A few miles down the road, I see him peddling his bike, Titus sitting
regally in the child trailer, looking straight ahead, staring at his master’s
skinny behind. I start honking my horn
and gesturing out the window for the man to pull over, onto the side road that he’s
approaching. He seems startled, then
realizes it’s me and pulls off the highway.

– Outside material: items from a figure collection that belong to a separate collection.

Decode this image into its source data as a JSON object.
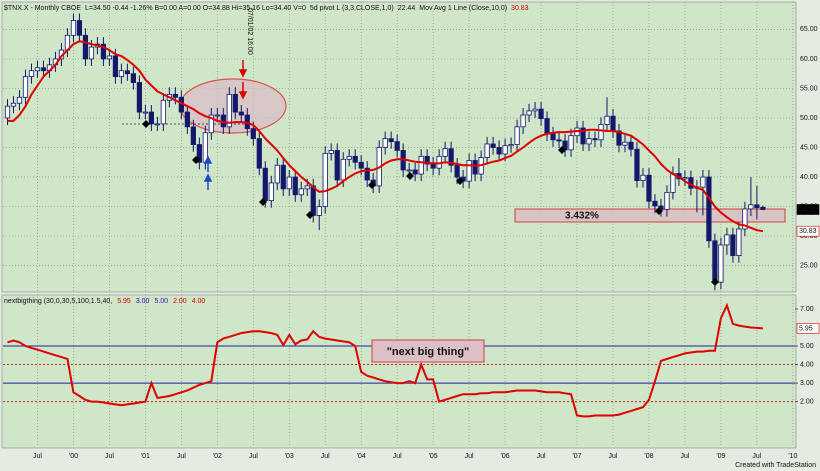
{
  "header": {
    "symbol": "$TNX.X - Monthly CBOE",
    "quote": "L=34.50 -0.44 -1.26% B=0.00 A=0.00 O=34.88 Hi=35.16 Lo=34.40 V=0",
    "pivot": "5d pivot L (3,3,CLOSE,1,0)",
    "pivot_value": "22.44",
    "ma": "Mov Avg 1 Line (Close,10,0)",
    "ma_value": "30.83"
  },
  "footer": "Created with TradeStation",
  "chart_data": [
    {
      "type": "candlestick",
      "categories": [
        null,
        null,
        null,
        null,
        null,
        "Jul",
        null,
        null,
        null,
        null,
        null,
        "'00",
        null,
        null,
        null,
        null,
        null,
        "Jul",
        null,
        null,
        null,
        null,
        null,
        "'01",
        null,
        null,
        null,
        null,
        null,
        "Jul",
        null,
        null,
        null,
        null,
        null,
        "'02",
        null,
        null,
        null,
        null,
        null,
        "Jul",
        null,
        null,
        null,
        null,
        null,
        "'03",
        null,
        null,
        null,
        null,
        null,
        "Jul",
        null,
        null,
        null,
        null,
        null,
        "'04",
        null,
        null,
        null,
        null,
        null,
        "Jul",
        null,
        null,
        null,
        null,
        null,
        "'05",
        null,
        null,
        null,
        null,
        null,
        "Jul",
        null,
        null,
        null,
        null,
        null,
        "'06",
        null,
        null,
        null,
        null,
        null,
        "Jul",
        null,
        null,
        null,
        null,
        null,
        "'07",
        null,
        null,
        null,
        null,
        null,
        "Jul",
        null,
        null,
        null,
        null,
        null,
        "'08",
        null,
        null,
        null,
        null,
        null,
        "Jul",
        null,
        null,
        null,
        null,
        null,
        "'09",
        null,
        null,
        null,
        null,
        null,
        "Jul",
        null,
        null,
        null,
        null,
        null,
        "'10"
      ],
      "open": [
        50,
        52,
        52.5,
        53.5,
        57,
        58,
        58.5,
        58,
        59,
        60,
        61.5,
        64,
        66.5,
        64,
        60,
        62,
        62.5,
        60,
        60.5,
        57,
        58,
        57.5,
        56,
        51,
        51,
        49,
        49,
        53,
        54,
        53.5,
        51,
        48.5,
        45.5,
        42.5,
        47.5,
        50.5,
        50.5,
        48.5,
        54,
        51,
        50.5,
        48.2,
        46.5,
        41.5,
        36,
        39,
        42,
        38,
        40,
        37,
        38,
        38.5,
        33.5,
        35,
        44,
        44.5,
        39.5,
        43,
        43.5,
        42.5,
        41.5,
        39.5,
        38.5,
        45,
        46.5,
        46,
        44.5,
        41.2,
        41.2,
        40.5,
        43.5,
        42.2,
        41.5,
        43.5,
        44.8,
        42,
        40,
        39.3,
        42.8,
        40.5,
        43.3,
        45.6,
        45,
        43.9,
        45.3,
        45.5,
        48.5,
        50.5,
        51.2,
        51.5,
        49.9,
        47.3,
        46.3,
        46.1,
        44.6,
        47,
        48.3,
        45.6,
        46.5,
        46.3,
        48.9,
        50.3,
        47.8,
        45.4,
        45.9,
        44.7,
        39.4,
        40.3,
        35.9,
        35.1,
        34.5,
        37.4,
        40.6,
        39.7,
        39.9,
        38.1,
        38.3,
        40,
        29.2,
        22.2,
        28.5,
        30.2,
        26.7,
        31.2,
        34.6,
        35.3,
        34.88,
        null,
        null,
        null,
        null,
        null
      ],
      "high": [
        53.2,
        53.7,
        54.7,
        58.2,
        59.2,
        59.7,
        59.7,
        60.2,
        61.2,
        62.7,
        65.2,
        67.7,
        67.7,
        65.2,
        63.2,
        63.7,
        63.7,
        61.7,
        61.7,
        59.2,
        59.2,
        58.7,
        57.2,
        52.2,
        52.2,
        50.2,
        54.2,
        55.2,
        55.2,
        54.7,
        52.2,
        49.7,
        46.7,
        48.7,
        51.7,
        51.7,
        51.7,
        55.2,
        55.2,
        52.2,
        51.7,
        49.4,
        47.7,
        42.7,
        40.2,
        43.2,
        43.2,
        41.2,
        41.2,
        39.2,
        39.7,
        39.7,
        36.2,
        45.2,
        45.7,
        45.7,
        44.2,
        44.7,
        44.7,
        43.7,
        42.7,
        40.7,
        46.2,
        47.7,
        47.7,
        47.2,
        45.7,
        42.4,
        42.4,
        44.7,
        44.7,
        43.4,
        44.7,
        46,
        46,
        43.2,
        41.2,
        44,
        44,
        44.5,
        46.8,
        46.8,
        46.2,
        46.5,
        46.7,
        49.7,
        51.7,
        52.4,
        52.7,
        52.7,
        51.1,
        48.5,
        47.5,
        47.3,
        48.2,
        49.5,
        49.5,
        47.7,
        47.7,
        50.1,
        53.5,
        51.5,
        49,
        47.1,
        47.1,
        45.9,
        41.5,
        41.5,
        37.1,
        36.3,
        38.6,
        41.8,
        43.2,
        41.1,
        41.1,
        39.5,
        41.2,
        41.2,
        30.4,
        29.7,
        31.4,
        31.4,
        32.4,
        35.8,
        40,
        38.5,
        35.16,
        null,
        null,
        null,
        null,
        null
      ],
      "low": [
        48.8,
        50.8,
        51.3,
        52.3,
        55.8,
        56.8,
        56.8,
        56.8,
        57.8,
        58.8,
        60.3,
        62.8,
        62.8,
        58.8,
        58.8,
        60.8,
        58.8,
        58.8,
        55.8,
        55.8,
        56.3,
        54.8,
        49.8,
        49.8,
        47.8,
        47.8,
        47.8,
        51.8,
        52.3,
        49.8,
        47.3,
        44.3,
        41.3,
        41.3,
        46.3,
        49.3,
        47.3,
        47.3,
        49.8,
        49.3,
        47,
        45.3,
        40.3,
        34.8,
        34.8,
        37.8,
        36.8,
        36.8,
        35.8,
        35.8,
        36.8,
        32.3,
        31,
        33.8,
        42.8,
        38.3,
        38.3,
        41.8,
        41.3,
        40.3,
        38.3,
        37.3,
        37.3,
        43.8,
        44.8,
        43.3,
        40,
        40,
        39.3,
        39.3,
        41,
        40.3,
        40.3,
        42.3,
        40.8,
        38.8,
        38.1,
        38.1,
        39.3,
        39.3,
        42.1,
        43.8,
        42.7,
        42.7,
        44.1,
        44.3,
        47.3,
        49.3,
        50,
        48.7,
        46.1,
        45.1,
        44.9,
        43.4,
        43.4,
        45.8,
        44.4,
        44.4,
        45.1,
        45.1,
        47.7,
        46.6,
        44.2,
        44.2,
        43.5,
        38.2,
        38.2,
        34.7,
        33.9,
        33.3,
        33.3,
        36.2,
        38.5,
        38.5,
        36.9,
        34,
        33.5,
        28,
        20.8,
        21,
        26.8,
        25.5,
        25.5,
        30,
        33.4,
        32.8,
        34.4,
        null,
        null,
        null,
        null,
        null
      ],
      "close": [
        52,
        52.5,
        53.5,
        57,
        58,
        58.5,
        58,
        59,
        60,
        61.5,
        64,
        66.5,
        64,
        60,
        62,
        62.5,
        60,
        60.5,
        57,
        58,
        57.5,
        56,
        51,
        51,
        49,
        49,
        53,
        54,
        53.5,
        51,
        48.5,
        45.5,
        42.5,
        47.5,
        50.5,
        50.5,
        48.5,
        54,
        51,
        50.5,
        48.2,
        46.5,
        41.5,
        36,
        39,
        42,
        38,
        40,
        37,
        38,
        38.5,
        33.5,
        35,
        44,
        44.5,
        39.5,
        43,
        43.5,
        42.5,
        41.5,
        39.5,
        38.5,
        45,
        46.5,
        46,
        44.5,
        41.2,
        41.2,
        40.5,
        43.5,
        42.2,
        41.5,
        43.5,
        44.8,
        42,
        40,
        39.3,
        42.8,
        40.5,
        43.3,
        45.6,
        45,
        43.9,
        45.3,
        45.5,
        48.5,
        50.5,
        51.2,
        51.5,
        49.9,
        47.3,
        46.3,
        46.1,
        44.6,
        47,
        48.3,
        45.6,
        46.5,
        46.3,
        48.9,
        50.3,
        47.8,
        45.4,
        45.9,
        44.7,
        39.4,
        40.3,
        35.9,
        35.1,
        34.5,
        37.4,
        40.6,
        39.7,
        39.9,
        38.1,
        38.3,
        40,
        29.2,
        22.2,
        28.5,
        30.2,
        26.7,
        31.2,
        34.6,
        35.3,
        34.8,
        34.5,
        null,
        null,
        null,
        null,
        null
      ],
      "up_color": "#ffffff",
      "down_color": "#14186a",
      "ma_color": "#e00000",
      "ma": [
        49.5,
        49.5,
        50.5,
        52,
        54,
        55.5,
        57,
        58,
        59,
        60.5,
        61.5,
        62.5,
        63,
        62.8,
        62.5,
        62.3,
        62,
        61.5,
        60.8,
        60.5,
        59.8,
        59,
        58,
        56.5,
        55.5,
        54.5,
        54,
        53.5,
        53,
        52.5,
        52,
        51.5,
        50.8,
        50.3,
        50,
        49.5,
        49.3,
        49.2,
        49.3,
        49.3,
        49.2,
        48.8,
        47.8,
        46.5,
        45.5,
        44.5,
        43.2,
        42,
        41,
        40,
        39.2,
        38.3,
        37.5,
        37.6,
        38,
        38.5,
        39.3,
        40,
        40.6,
        41,
        41.1,
        41.2,
        41.6,
        42.3,
        42.8,
        43,
        43,
        42.8,
        42.6,
        42.5,
        42.4,
        42.3,
        42.3,
        42.5,
        42.4,
        42.2,
        42,
        42,
        41.9,
        42,
        42.3,
        42.6,
        42.8,
        43.2,
        43.6,
        44.3,
        45,
        45.8,
        46.5,
        47,
        47.3,
        47.5,
        47.6,
        47.6,
        47.7,
        47.8,
        47.8,
        48,
        48,
        47.9,
        47.8,
        47.8,
        47.6,
        47.3,
        47,
        46.3,
        45.5,
        44.5,
        43.5,
        42.2,
        41.2,
        40.5,
        40,
        39.3,
        38.7,
        38.2,
        37.8,
        36.5,
        35,
        34,
        33.2,
        32.5,
        32,
        31.8,
        31.4,
        31,
        30.83,
        null,
        null,
        null,
        null,
        null
      ],
      "ylim": [
        20.7,
        69.3
      ],
      "yticks": [
        {
          "value": 25,
          "label": "25.00"
        },
        {
          "value": 30,
          "label": "30.00"
        },
        {
          "value": 35,
          "label": "35.00"
        },
        {
          "value": 40,
          "label": "40.00"
        },
        {
          "value": 45,
          "label": "45.00"
        },
        {
          "value": 50,
          "label": "50.00"
        },
        {
          "value": 55,
          "label": "55.00"
        },
        {
          "value": 60,
          "label": "60.00"
        },
        {
          "value": 65,
          "label": "65.00"
        }
      ],
      "marker_labels": [
        {
          "value": 34.5,
          "label": "34.50",
          "color": "#000000"
        },
        {
          "value": 30.83,
          "label": "30.83",
          "color": "#e00000"
        }
      ],
      "annotations": [
        "3.432%",
        "07/01/02 16:00"
      ],
      "grid": true
    },
    {
      "type": "line",
      "title": "nextbigthing (30,0,30,5,100,1.5,40,",
      "legend_values": [
        {
          "label": "5.95",
          "color": "#e00000"
        },
        {
          "label": "3.00",
          "color": "#2020a0"
        },
        {
          "label": "5.00",
          "color": "#2020a0"
        },
        {
          "label": "2.00",
          "color": "#e00000"
        },
        {
          "label": "4.00",
          "color": "#e00000"
        }
      ],
      "color": "#e00000",
      "values": [
        5.2,
        5.3,
        5.2,
        5.0,
        4.9,
        4.8,
        4.7,
        4.6,
        4.5,
        4.4,
        4.3,
        2.5,
        2.3,
        2.1,
        2.0,
        2.0,
        1.95,
        1.9,
        1.85,
        1.8,
        1.85,
        1.9,
        1.95,
        2.0,
        3.0,
        2.2,
        2.25,
        2.3,
        2.4,
        2.5,
        2.6,
        2.75,
        2.9,
        3.0,
        3.1,
        5.2,
        5.4,
        5.5,
        5.6,
        5.7,
        5.75,
        5.8,
        5.8,
        5.75,
        5.7,
        5.6,
        5.05,
        5.6,
        5.1,
        5.3,
        5.35,
        5.8,
        5.5,
        5.4,
        5.35,
        5.3,
        5.25,
        5.2,
        5.0,
        3.6,
        3.4,
        3.3,
        3.2,
        3.1,
        3.05,
        3.0,
        3.0,
        3.1,
        3.0,
        4.0,
        3.2,
        3.2,
        2.0,
        2.1,
        2.2,
        2.3,
        2.4,
        2.4,
        2.4,
        2.45,
        2.45,
        2.5,
        2.5,
        2.5,
        2.55,
        2.6,
        2.6,
        2.6,
        2.6,
        2.55,
        2.5,
        2.5,
        2.5,
        2.45,
        2.4,
        1.25,
        1.2,
        1.2,
        1.25,
        1.25,
        1.25,
        1.25,
        1.3,
        1.4,
        1.5,
        1.6,
        1.7,
        2.1,
        3.1,
        4.2,
        4.3,
        4.4,
        4.5,
        4.6,
        4.65,
        4.7,
        4.7,
        4.75,
        4.75,
        6.5,
        7.2,
        6.2,
        6.1,
        6.05,
        6.0,
        5.98,
        5.95,
        null,
        null,
        null,
        null,
        null
      ],
      "ylim": [
        -0.45,
        7.7
      ],
      "yticks": [
        {
          "value": 2,
          "label": "2.00"
        },
        {
          "value": 3,
          "label": "3.00"
        },
        {
          "value": 4,
          "label": "4.00"
        },
        {
          "value": 5,
          "label": "5.00"
        },
        {
          "value": 7,
          "label": "7.00"
        }
      ],
      "hlines": [
        {
          "value": 5,
          "color": "#2020a0",
          "dashed": false
        },
        {
          "value": 3,
          "color": "#2020a0",
          "dashed": false
        },
        {
          "value": 4,
          "color": "#c02020",
          "dashed": true
        },
        {
          "value": 2,
          "color": "#c02020",
          "dashed": true
        }
      ],
      "marker_labels": [
        {
          "value": 5.95,
          "label": "5.95",
          "color": "#e00000"
        }
      ],
      "annotations": [
        "\"next big thing\""
      ]
    }
  ]
}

I follow suit, make another U-turn and park behind him.
“I’m glad I saw
you again.”
“Here,” I say and transfer the $20.00 bill from
my hand to his, “Maybe you can buy some smashed potatoes to go with that
turkey.” With that, I see tears
come into the Thin Man’s eyes and he
closes his hand over the money. As I start walking away, The Thin Man calls
out, “Wait, what’s your name?”
“Phyllis,” I
reply, “What’s yours?”
“Greg”, he says,
as he walks towards me. “Thank you so
much for all you’ve given me. Your
generosity has made a huge difference for me and Titus. I really appreciate
it.”
“You’re welcome. I hope the rest of your journey is a bit
cooler or shadier. Bike safe and take care.” With that, I get back into the car and as I check
my rear view mirror for oncoming traffic, I see the glint of tears on Greg’s
face. Pulling back out onto Highway #2, I try
to swallow the lump in my throat −
give my head a shake and turn westward once again. What other adventures will there be for me on my
way home?
Driving gives you
a lot of time to think, sometimes not such a good thing. Becoming introspective thinking about Greg
and his simple life, the tumultuous events which have shaped the past four or five
years of my life, rise to the surface − being forced out of a job which I loved, after 25 years, and was
really very good at − the resultant two
year life limbo dealing with a lawsuit; unemployment; new employment working
for a delusional moron − a
nice guy but really out of touch with reality; family tensions and stresses; a
treasured friendship flushed; losing my 4-legged soul mate, Sheba, the love of
my life for 15 years – oh, so many things when I stop to think about them all − too many.
Sadness, for what might have been.
Tears are very near and I blink hard to keep them at bay.